Runner-up Ishaan Gupta, 12, put up an impressive 25 words in the spell-off. Three-time bee veteran Sarv Dharavane finished in third place for the second year straight. He misspelled “disa,” a tropical African terrestrial orchid.

Parikh barely broke a sweat through “philepitta” and “potto,” terms for genuses of an African bird and primate, respectively. Upon winning, the eighth-grader said the final round of the bee felt like “just another day of spelling.”

“Spelling fast is what I do every day,” Shrey said while hoisting the Scripps Cup high. “A spell-off just came naturally.”

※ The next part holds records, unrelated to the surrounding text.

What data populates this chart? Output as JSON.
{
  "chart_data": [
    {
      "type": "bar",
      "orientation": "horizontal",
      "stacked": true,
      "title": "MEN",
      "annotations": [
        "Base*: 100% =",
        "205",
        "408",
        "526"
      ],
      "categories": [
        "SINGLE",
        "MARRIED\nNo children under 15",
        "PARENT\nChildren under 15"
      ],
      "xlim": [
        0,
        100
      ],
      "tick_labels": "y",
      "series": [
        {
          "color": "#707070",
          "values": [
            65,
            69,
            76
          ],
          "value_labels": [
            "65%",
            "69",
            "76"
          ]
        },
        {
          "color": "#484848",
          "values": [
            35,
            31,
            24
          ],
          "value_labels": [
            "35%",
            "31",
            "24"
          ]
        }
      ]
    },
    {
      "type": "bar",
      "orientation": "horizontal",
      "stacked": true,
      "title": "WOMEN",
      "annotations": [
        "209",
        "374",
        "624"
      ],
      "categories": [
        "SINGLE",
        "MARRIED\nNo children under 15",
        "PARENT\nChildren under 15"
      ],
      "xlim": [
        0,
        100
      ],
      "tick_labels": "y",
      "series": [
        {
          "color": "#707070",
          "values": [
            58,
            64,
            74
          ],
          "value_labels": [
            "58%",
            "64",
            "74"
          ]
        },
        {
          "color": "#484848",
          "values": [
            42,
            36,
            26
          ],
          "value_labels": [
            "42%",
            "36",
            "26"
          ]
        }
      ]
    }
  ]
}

Spell-offs, which were introduced in 2021, are becoming something of a biannual trend at the National Spelling Bee: The 2022 and 2024 winners were determined in the speed rounds. But Shrey beat both of those winners’ records with 32 correct spellings out of around 35 words.

The preternaturally professional young competitors made it through rounds of obscure nouns like “hwyl” and “Igdyr.” Fifth-place finisher Logan Bailey couldn’t believe his luck when he correctly spelled “ceutorhynchus,” used to describe “a large nearly cosmopolitan genus of weevils.” He was ultimately felled by “Quincke tube,” though he was briefly delighted when longtime bee pronouncer Jacques Bailly referenced “KPop Demon Hunters” in a sentence that included the term.

As champion, Shrey takes home more than $50,000 in cash prizes, plus a trip to the Universal Orlando Resort theme parks. Merriam-Webster offers the winner a one-year subscription to its unabridged online reference book, too, should he, for some unknown reason, need it.